INGREDIENTS

For the rice
5 green cardamoms
5 cinnamon (dalchini)
1 1/2 cups basmati rice
3 tbsp rose water
1 tbsp lemon juice
salt

The meat
600 gm leg & breast of lamb
4 tbsp oil
1/2 cup onions
5 tsp garlic paste
21/2 tsp ginger paste
5 green cardamom
3 cloves
2 sticks cinnamon (1")
2 bay leaves
salt
1/2 cup yogurt
1 tsp yellow chilli powder
2 tbsp lemon juice
1/4 cup cream
2/3 tsp green cardamom powder
1/3 tsp mace powder(Javitri)

For the garnish
2" piece ginger
2 green chillies
1/3 cup mint
1/4 cup coriander
1/3 cup brown fried onions-sliced
2 tsp saffron
2 tbsp milk
1 1/2 tbsp desi ghee (clarified butter)

METHOD

Soak the rice for 45 minutes and drain. Soak saffron in lukewarm milk.

For making biryani, cook the meat and the rice separately.

To prepare the lamb, heat ghee in a handi, add the green cardamom, cloves, cinnamon and bay leaves, stir over medium heat until it crackles.

Add the garlic and ginger pastes, and cook till garlic is cooked. Then add the meat and salt. Now add brown fried onions and yellow chilli powder and cook stirring occasionally.

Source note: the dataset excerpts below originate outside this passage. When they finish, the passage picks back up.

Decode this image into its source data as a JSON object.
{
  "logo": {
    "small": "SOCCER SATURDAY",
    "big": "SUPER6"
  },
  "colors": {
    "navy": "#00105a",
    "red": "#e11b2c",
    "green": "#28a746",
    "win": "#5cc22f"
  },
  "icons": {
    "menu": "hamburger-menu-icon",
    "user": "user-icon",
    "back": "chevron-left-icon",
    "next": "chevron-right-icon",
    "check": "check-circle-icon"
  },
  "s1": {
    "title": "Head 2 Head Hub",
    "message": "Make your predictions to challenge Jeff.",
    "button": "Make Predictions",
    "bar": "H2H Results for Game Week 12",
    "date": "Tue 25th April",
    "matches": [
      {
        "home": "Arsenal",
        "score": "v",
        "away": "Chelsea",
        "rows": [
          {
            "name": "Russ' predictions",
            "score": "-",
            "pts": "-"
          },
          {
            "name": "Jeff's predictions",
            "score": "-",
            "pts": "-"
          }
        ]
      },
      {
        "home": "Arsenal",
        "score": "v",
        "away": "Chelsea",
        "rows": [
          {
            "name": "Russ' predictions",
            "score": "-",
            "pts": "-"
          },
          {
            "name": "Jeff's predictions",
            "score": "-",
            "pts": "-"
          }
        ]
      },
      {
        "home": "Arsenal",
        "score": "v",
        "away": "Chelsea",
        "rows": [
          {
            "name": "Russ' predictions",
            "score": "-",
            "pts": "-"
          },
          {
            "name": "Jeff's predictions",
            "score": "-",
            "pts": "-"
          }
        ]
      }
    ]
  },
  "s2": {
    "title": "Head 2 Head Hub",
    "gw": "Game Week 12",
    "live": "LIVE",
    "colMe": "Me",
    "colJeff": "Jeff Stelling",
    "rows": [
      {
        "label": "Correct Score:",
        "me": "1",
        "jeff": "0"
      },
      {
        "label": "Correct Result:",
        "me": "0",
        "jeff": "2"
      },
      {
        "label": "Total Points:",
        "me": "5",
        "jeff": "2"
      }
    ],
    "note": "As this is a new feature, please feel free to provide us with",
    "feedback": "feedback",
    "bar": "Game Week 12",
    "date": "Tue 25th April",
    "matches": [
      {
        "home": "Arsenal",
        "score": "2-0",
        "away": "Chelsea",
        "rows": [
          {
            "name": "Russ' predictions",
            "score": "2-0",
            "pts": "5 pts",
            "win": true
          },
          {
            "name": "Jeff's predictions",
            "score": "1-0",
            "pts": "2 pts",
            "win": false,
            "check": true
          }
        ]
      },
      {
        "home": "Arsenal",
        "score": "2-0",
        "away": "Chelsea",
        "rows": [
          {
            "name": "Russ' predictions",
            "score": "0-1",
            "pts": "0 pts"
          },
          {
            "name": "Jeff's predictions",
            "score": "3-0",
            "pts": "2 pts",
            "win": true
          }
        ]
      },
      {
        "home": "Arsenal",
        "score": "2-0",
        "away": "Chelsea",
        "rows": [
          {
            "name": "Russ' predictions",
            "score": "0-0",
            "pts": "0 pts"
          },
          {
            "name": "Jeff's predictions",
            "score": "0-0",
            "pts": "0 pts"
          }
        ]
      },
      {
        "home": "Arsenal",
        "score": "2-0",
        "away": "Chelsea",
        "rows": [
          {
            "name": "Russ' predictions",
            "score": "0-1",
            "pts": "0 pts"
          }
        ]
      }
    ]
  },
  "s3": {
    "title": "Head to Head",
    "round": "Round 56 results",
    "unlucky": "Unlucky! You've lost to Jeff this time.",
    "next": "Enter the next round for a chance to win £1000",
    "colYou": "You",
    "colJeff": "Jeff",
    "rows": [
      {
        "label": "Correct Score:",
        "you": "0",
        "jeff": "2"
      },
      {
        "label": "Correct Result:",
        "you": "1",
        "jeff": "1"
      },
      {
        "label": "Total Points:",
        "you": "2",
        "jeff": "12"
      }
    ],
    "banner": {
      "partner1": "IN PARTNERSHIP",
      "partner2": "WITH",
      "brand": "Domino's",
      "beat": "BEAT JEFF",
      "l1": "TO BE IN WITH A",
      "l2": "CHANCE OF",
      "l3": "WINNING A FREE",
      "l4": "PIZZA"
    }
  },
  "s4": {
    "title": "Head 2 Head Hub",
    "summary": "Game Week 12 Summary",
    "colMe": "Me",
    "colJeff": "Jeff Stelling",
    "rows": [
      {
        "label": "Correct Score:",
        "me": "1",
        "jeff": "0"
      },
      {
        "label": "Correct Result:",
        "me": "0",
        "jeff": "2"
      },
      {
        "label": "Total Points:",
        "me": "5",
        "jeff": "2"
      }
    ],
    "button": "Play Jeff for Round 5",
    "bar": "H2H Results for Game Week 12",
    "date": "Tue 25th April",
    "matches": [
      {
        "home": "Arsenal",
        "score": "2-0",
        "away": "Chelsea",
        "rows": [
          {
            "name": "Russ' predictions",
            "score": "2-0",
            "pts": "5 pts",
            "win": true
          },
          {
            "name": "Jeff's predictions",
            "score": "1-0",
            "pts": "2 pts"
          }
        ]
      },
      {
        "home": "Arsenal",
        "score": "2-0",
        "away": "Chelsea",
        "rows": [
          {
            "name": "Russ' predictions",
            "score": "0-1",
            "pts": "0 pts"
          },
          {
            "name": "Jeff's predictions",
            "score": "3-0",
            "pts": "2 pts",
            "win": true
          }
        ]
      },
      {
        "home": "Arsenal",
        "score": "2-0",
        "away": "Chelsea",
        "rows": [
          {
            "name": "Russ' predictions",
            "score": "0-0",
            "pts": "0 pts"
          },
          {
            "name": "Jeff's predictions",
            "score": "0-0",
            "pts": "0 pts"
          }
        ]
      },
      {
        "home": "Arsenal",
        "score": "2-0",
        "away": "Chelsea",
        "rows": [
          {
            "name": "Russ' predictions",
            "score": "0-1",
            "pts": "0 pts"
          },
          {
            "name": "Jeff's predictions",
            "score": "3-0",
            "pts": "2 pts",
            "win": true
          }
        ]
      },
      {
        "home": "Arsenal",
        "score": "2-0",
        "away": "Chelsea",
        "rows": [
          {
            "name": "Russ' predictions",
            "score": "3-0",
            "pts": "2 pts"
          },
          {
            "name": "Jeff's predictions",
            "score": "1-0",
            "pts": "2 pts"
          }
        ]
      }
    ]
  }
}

Stir in the beaten yogurt mixture and cook until the fat leaves the sides. Now add approximately 2 cups water, bring to a boil, cover and simmer until the meat is almost cooked. Remove the meat. Add cream, mace, green cardamom powder and lemon juice and stir.

To prepare the rice, boil 61/2 cups of water in a handi, add cardamom, cinnamon and salt. Stir. Add rice, bring to a boil, add rose water and lemon juice, continue to boil, stirring occasionally, until the rice is nine-tenths cooked.

Return the meat to heat and arrange half the partially cooked rice around the meat. Sprinkle ginger, green chillies, mint, coriander, fried onions and saffron, cover with the remaining rice, then add a second layer of meat, and garnish again like before.

Pour on the ghee, bring to a boil and remove. Cover with a lid and seal with whole wheat dough.

Put the sealed handi on dum on the gas or in a pre-heated oven for 15-20 minutes.